- Entes homólogos visitarán el ingenio para constatar si se cumple el contrato suscrito entre empleador y empleados
Noelia Sánchez RicarteCORRESPONSAL/[email protected]
En los próximos días una Comisión del Ministerio de Trabajo (Mitrab), de esta ciudad, se reunirá con sus homólogos de Costa Rica, con el objetivo de conocer si se está respetando el contrato laboral que suscribieron los costarricenses con los trabajadores nicaragüenses, quienes fueron solicitados para cortar caña en el Ingenio Taboga.
Cada año, el Ingenio Taboga solicita mano de obra nicaragüense para que participe en el corte de caña. En la presente zafra, según información del delegado del Mitrab, Juan Zeas, lograron realizar un contrato, entre empleadores y empleados, de tal forma que se garantizaran los derechos laborales de los nicaragüenses.
Anteriormente, los empleadores solicitaban a Migración de nuestro país, permiso para que la mano de obra nicaragüense fuera a cortar caña a Costa Rica y las relaciones laborales se establecían sin la presencia de un ente regulador, en este caso el Mitrab.
MITRAB VELA POR CONTRATOS
Según Zeas, “se hicieron contratos en los que los trabajadores iban gozando de algunos beneficios”. También éste contempla obligaciones de los trabajadores nicaragüenses en el corte de caña.
La idea de este viaje es precisamente corroborar si se cumple lo establecido en dicho contrato. Según Zeas, tienen la coordinación con el Ministerio del Trabajo y Migración de Costa Rica; así como con la delegación de Migración de nuestro país.

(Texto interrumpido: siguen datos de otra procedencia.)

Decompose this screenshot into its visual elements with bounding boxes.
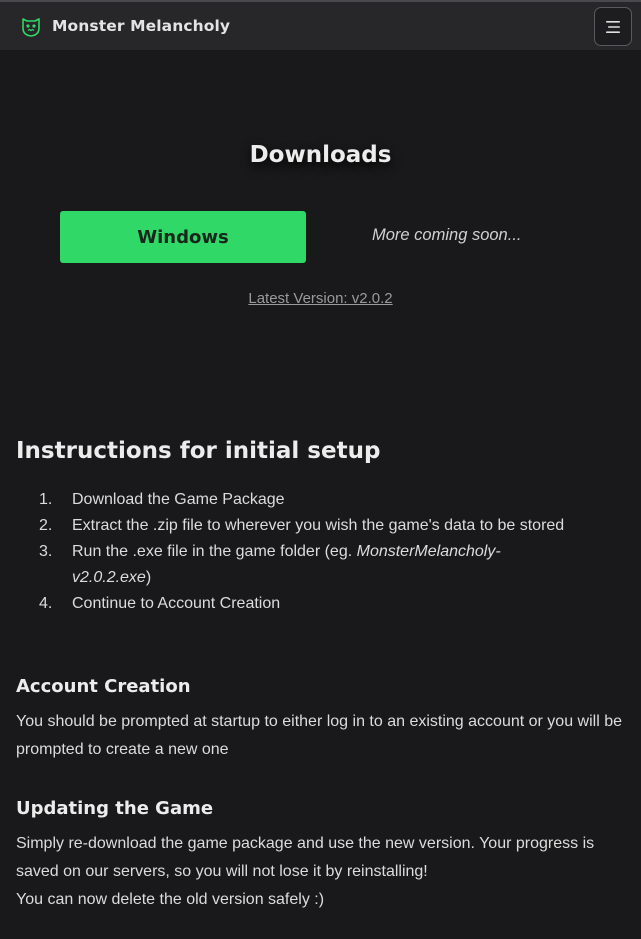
brand-name: Monster Melancholy bbox=[52, 17, 231, 35]
updating-text-line: Simply re-download the game package and … bbox=[16, 835, 595, 880]
coming-soon-note: More coming soon... bbox=[372, 226, 522, 244]
instructions-heading: Instructions for initial setup bbox=[16, 438, 381, 464]
setup-steps-list: 1. Download the Game Package 2. Extract … bbox=[0, 487, 641, 617]
step-number: 1. bbox=[39, 491, 53, 508]
setup-step: 2. Extract the .zip file to wherever you… bbox=[0, 513, 641, 539]
account-creation-heading: Account Creation bbox=[16, 676, 191, 697]
setup-step: 3. Run the .exe file in the game folder … bbox=[0, 539, 641, 591]
step-number: 4. bbox=[39, 595, 53, 612]
step-text: Extract the .zip file to wherever you wi… bbox=[72, 517, 565, 534]
latest-version-link[interactable]: Latest Version: v2.0.2 bbox=[0, 290, 641, 307]
step-text: Run the .exe file in the game folder (eg… bbox=[72, 543, 357, 560]
updating-text-line: You can now delete the old version safel… bbox=[16, 891, 325, 908]
brand-link[interactable]: Monster Melancholy bbox=[20, 13, 230, 39]
step-text: Download the Game Package bbox=[72, 491, 285, 508]
updating-text: Simply re-download the game package and … bbox=[16, 830, 616, 914]
step-number: 2. bbox=[39, 517, 53, 534]
setup-step: 4. Continue to Account Creation bbox=[0, 591, 641, 617]
downloads-title: Downloads bbox=[249, 142, 392, 168]
updating-heading: Updating the Game bbox=[16, 798, 214, 819]
step-text-suffix: ) bbox=[145, 569, 152, 586]
step-number: 3. bbox=[39, 543, 53, 560]
windows-download-button[interactable]: Windows bbox=[60, 211, 306, 263]
step-text: Continue to Account Creation bbox=[72, 595, 281, 612]
account-creation-text: You should be prompted at startup to eit… bbox=[16, 713, 623, 758]
monster-face-icon bbox=[22, 18, 40, 37]
navbar: Monster Melancholy bbox=[0, 2, 641, 50]
setup-step: 1. Download the Game Package bbox=[0, 487, 641, 513]
hamburger-menu-icon bbox=[606, 20, 620, 33]
menu-toggle-button[interactable] bbox=[594, 7, 632, 46]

“Constataremos si se cumplen las condiciones establecidas en el contrato, por ejemplo, si no se violan sus derechos laborales, qué tipo de alimentación tienen, en qué condiciones se encuentra el lugar dónde viven, entre otros”, indicó el delegado.
EL CONTRATO PARA LOS CAÑEROS
En diciembre del año pasado, precisamente para la zafra 2002-2003, fueron contratadas unas 300 personas para el corte de caña en el Ingenio Taboga, las que son originarias principalmente de Rivas y Nandaime.

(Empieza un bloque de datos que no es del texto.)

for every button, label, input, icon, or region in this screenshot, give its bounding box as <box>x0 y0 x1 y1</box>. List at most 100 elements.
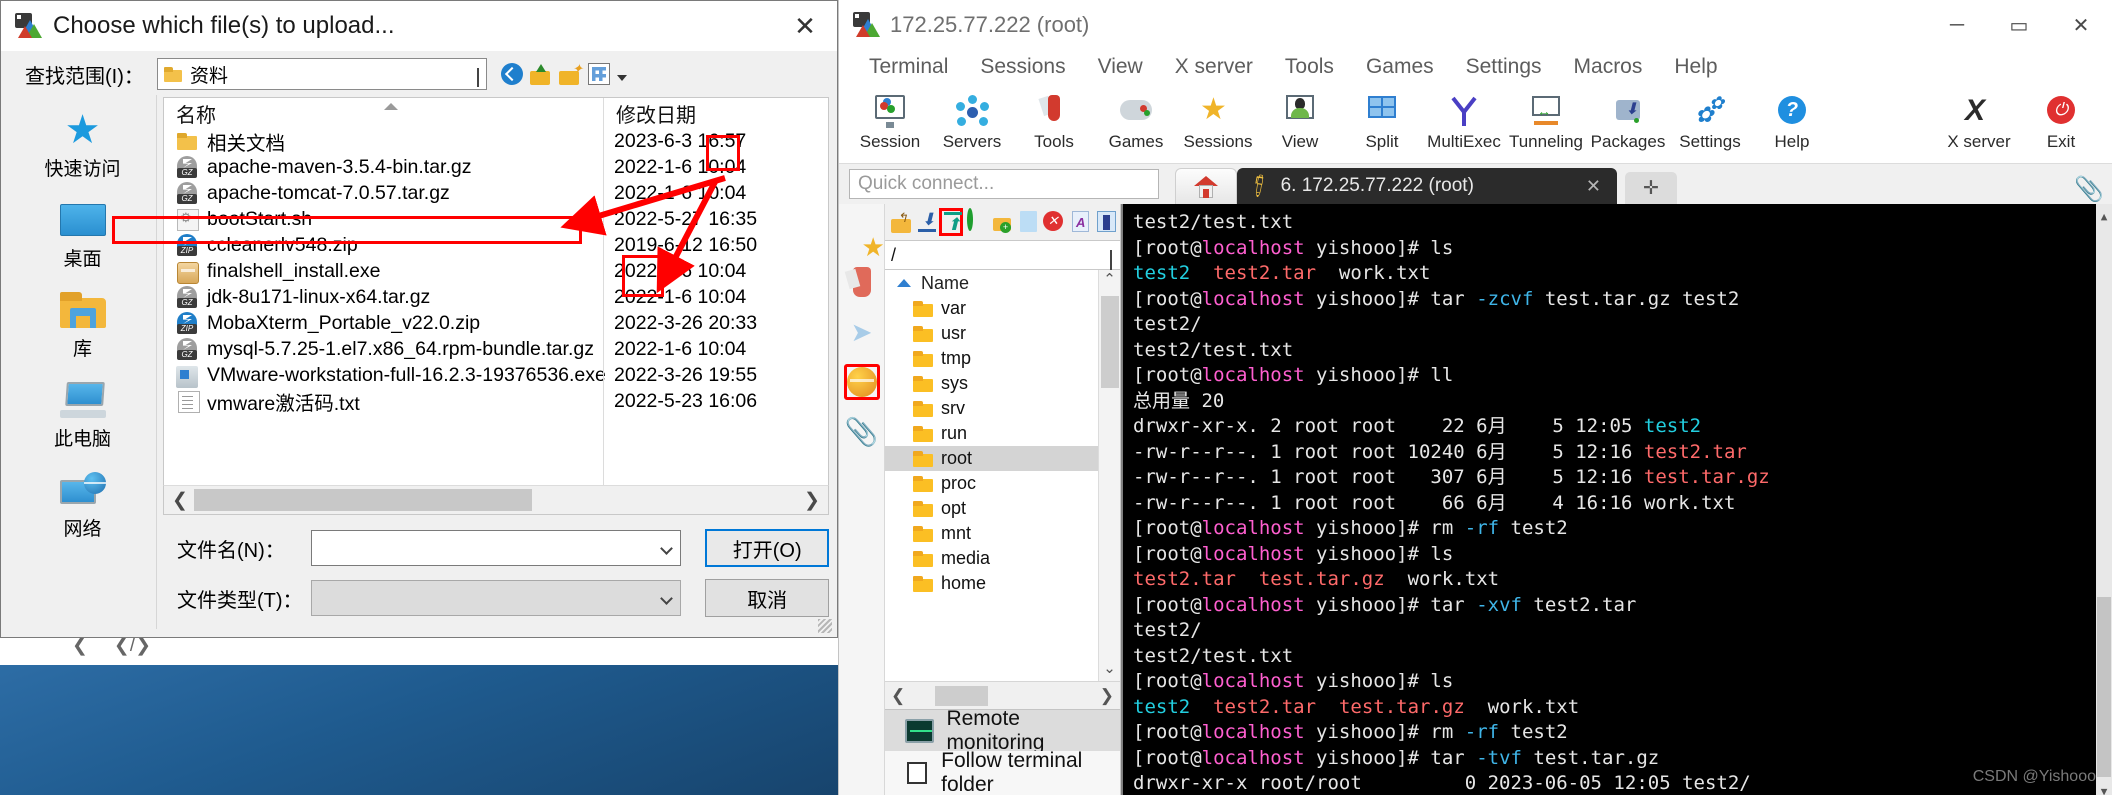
chevron-down-icon[interactable] <box>1110 250 1112 272</box>
menu-item-help[interactable]: Help <box>1658 55 1733 79</box>
scrollbar-thumb[interactable] <box>935 685 988 706</box>
toolbar-multiexec[interactable]: MultiExec <box>1423 95 1505 152</box>
toolbar-session[interactable]: Session <box>849 95 931 152</box>
parent-folder-icon[interactable]: ↰ <box>891 211 911 233</box>
tab-close-icon[interactable]: ✕ <box>1586 176 1601 197</box>
scrollbar-thumb[interactable] <box>194 489 533 511</box>
sftp-list-item[interactable]: var <box>885 296 1120 321</box>
terminal-scrollbar[interactable]: ▲ ▼ <box>2096 204 2112 795</box>
menu-item-settings[interactable]: Settings <box>1450 55 1558 79</box>
toolbar-sessions[interactable]: ★ Sessions <box>1177 95 1259 152</box>
remote-monitoring-button[interactable]: Remote monitoring <box>885 707 1120 754</box>
toolbar-x-server[interactable]: X X server <box>1938 95 2020 152</box>
scrollbar-thumb[interactable] <box>2097 597 2111 777</box>
vtool-attachments[interactable]: 📎 <box>844 414 880 450</box>
toolbar-split[interactable]: Split <box>1341 95 1423 152</box>
sftp-list-item[interactable]: usr <box>885 321 1120 346</box>
menu-item-games[interactable]: Games <box>1350 55 1450 79</box>
paperclip-icon[interactable]: 📎 <box>2066 175 2112 204</box>
up-one-level-icon[interactable] <box>530 63 552 85</box>
menu-item-macros[interactable]: Macros <box>1558 55 1659 79</box>
menu-item-tools[interactable]: Tools <box>1269 55 1350 79</box>
toolbar-tools[interactable]: Tools <box>1013 95 1095 152</box>
file-row[interactable]: ZIP ccleanerlv548.zip <box>164 232 603 258</box>
quick-connect-input[interactable]: Quick connect... <box>849 169 1159 199</box>
look-in-combo[interactable]: 资料 <box>157 58 487 90</box>
sftp-list-item[interactable]: mnt <box>885 521 1120 546</box>
menu-item-x-server[interactable]: X server <box>1159 55 1269 79</box>
cancel-button[interactable]: 取消 <box>705 579 829 617</box>
place-network[interactable]: 网络 <box>9 469 156 541</box>
scroll-right-icon[interactable]: ❯ <box>802 489 822 512</box>
sftp-list-item[interactable]: tmp <box>885 346 1120 371</box>
sftp-path-input[interactable]: / <box>885 240 1120 272</box>
text-editor-icon[interactable]: A <box>1070 211 1090 233</box>
sftp-list-item[interactable]: run <box>885 421 1120 446</box>
download-icon[interactable]: ⬇ <box>916 211 937 233</box>
delete-icon[interactable]: ✕ <box>1043 211 1064 233</box>
scroll-up-icon[interactable]: ▲ <box>2096 204 2112 223</box>
tab-session-active[interactable]: 🖊 6. 172.25.77.222 (root) ✕ <box>1237 168 1617 204</box>
file-row[interactable]: GZ apache-maven-3.5.4-bin.tar.gz <box>164 154 603 180</box>
scroll-down-icon[interactable]: ⌄ <box>1099 659 1120 681</box>
scrollbar-thumb[interactable] <box>1101 296 1119 388</box>
dialog-close-button[interactable]: ✕ <box>773 1 837 51</box>
file-row[interactable]: finalshell_install.exe <box>164 258 603 284</box>
scroll-up-icon[interactable]: ⌃ <box>1099 270 1120 292</box>
column-header-date[interactable]: 修改日期 <box>604 98 828 128</box>
vtool-sftp[interactable] <box>843 364 880 400</box>
new-folder-icon[interactable]: ✦ <box>559 62 583 85</box>
file-row[interactable]: 相关文档 <box>164 128 603 155</box>
minimize-button[interactable]: ─ <box>1926 0 1988 50</box>
refresh-icon[interactable] <box>967 208 985 233</box>
toolbar-exit[interactable]: ⏻ Exit <box>2020 95 2102 152</box>
chevron-down-icon[interactable] <box>477 68 479 87</box>
tab-add-button[interactable]: ✛ <box>1625 172 1677 204</box>
vtool-tools[interactable] <box>844 264 880 300</box>
back-icon[interactable] <box>501 63 523 85</box>
sftp-list-item[interactable]: srv <box>885 396 1120 421</box>
scroll-left-icon[interactable]: ❮ <box>170 489 190 512</box>
filetype-select[interactable] <box>310 580 682 616</box>
column-header-name[interactable]: 名称 <box>164 98 603 128</box>
toolbar-games[interactable]: Games <box>1095 95 1177 152</box>
file-row[interactable]: GZ apache-tomcat-7.0.57.tar.gz <box>164 180 603 206</box>
follow-terminal-folder-checkbox[interactable] <box>907 762 928 784</box>
views-chevron-down-icon[interactable] <box>617 75 627 81</box>
file-list-horizontal-scrollbar[interactable]: ❮ ❯ <box>163 485 829 515</box>
scroll-down-icon[interactable]: ▼ <box>2096 779 2112 795</box>
place-quick-access[interactable]: ★ 快速访问 <box>9 109 156 181</box>
close-button[interactable]: ✕ <box>2050 0 2112 50</box>
tab-home[interactable] <box>1175 168 1237 204</box>
scroll-left-icon[interactable]: ❮ <box>891 686 905 706</box>
chevron-down-icon[interactable] <box>660 541 674 555</box>
sftp-column-header[interactable]: Name <box>885 270 1120 296</box>
sftp-file-list[interactable]: Name var usr tmp sys srv run root proc opt mnt med… <box>885 270 1120 681</box>
sftp-vertical-scrollbar[interactable]: ⌃ ⌄ <box>1098 270 1120 681</box>
sftp-horizontal-scrollbar[interactable]: ❮ ❯ <box>885 681 1120 709</box>
follow-terminal-folder-row[interactable]: Follow terminal folder <box>885 749 1120 795</box>
sftp-list-item[interactable]: sys <box>885 371 1120 396</box>
sftp-list-item[interactable]: proc <box>885 471 1120 496</box>
place-desktop[interactable]: 桌面 <box>9 199 156 271</box>
toolbar-help[interactable]: ? Help <box>1751 95 1833 152</box>
toolbar-packages[interactable]: ⬇ Packages <box>1587 95 1669 152</box>
open-button[interactable]: 打开(O) <box>705 529 829 567</box>
filename-input[interactable] <box>310 530 682 566</box>
menu-item-terminal[interactable]: Terminal <box>853 55 964 79</box>
new-folder-icon[interactable]: + <box>992 211 1011 233</box>
scrollbar-track[interactable] <box>194 489 798 511</box>
file-row[interactable]: GZ jdk-8u171-linux-x64.tar.gz <box>164 284 603 310</box>
resize-grip[interactable] <box>818 619 832 633</box>
toolbar-view[interactable]: View <box>1259 95 1341 152</box>
vtool-macros[interactable]: ➤ <box>844 314 880 350</box>
menu-item-view[interactable]: View <box>1082 55 1159 79</box>
upload-icon[interactable]: ⬆ <box>938 208 964 236</box>
open-terminal-icon[interactable] <box>1096 211 1116 233</box>
views-icon[interactable] <box>588 63 610 85</box>
file-row[interactable]: VMware-workstation-full-16.2.3-19376536.… <box>164 362 606 388</box>
file-row[interactable]: GZ mysql-5.7.25-1.el7.x86_64.rpm-bundle.t… <box>164 336 603 362</box>
maximize-button[interactable]: ▭ <box>1988 0 2050 50</box>
sftp-list-item[interactable]: root <box>885 446 1120 471</box>
place-library[interactable]: 库 <box>9 289 156 361</box>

El contrato establecía, entre otros puntos, que los contratados trabajarían ocho horas diarias y cuarenta y ocho semanales. También contemplaba un pago de “ un mil 150 colones por tonelada de caña cruda” (en córdobas esto equivale aproximadamente a 46 córdobas, haciendo el cambio de un mil colones por 40 córdobas de nuestro país, y otro pago diferente por tonelada de caña quemada (770 colones).
“Estos precios implican una buena calidad de corte”, indica el contrato; además señala que “la liquidación, vacaciones y aguinaldo correspondientes serán cancelados una vez que el trabajador abandone el territorio nacional”.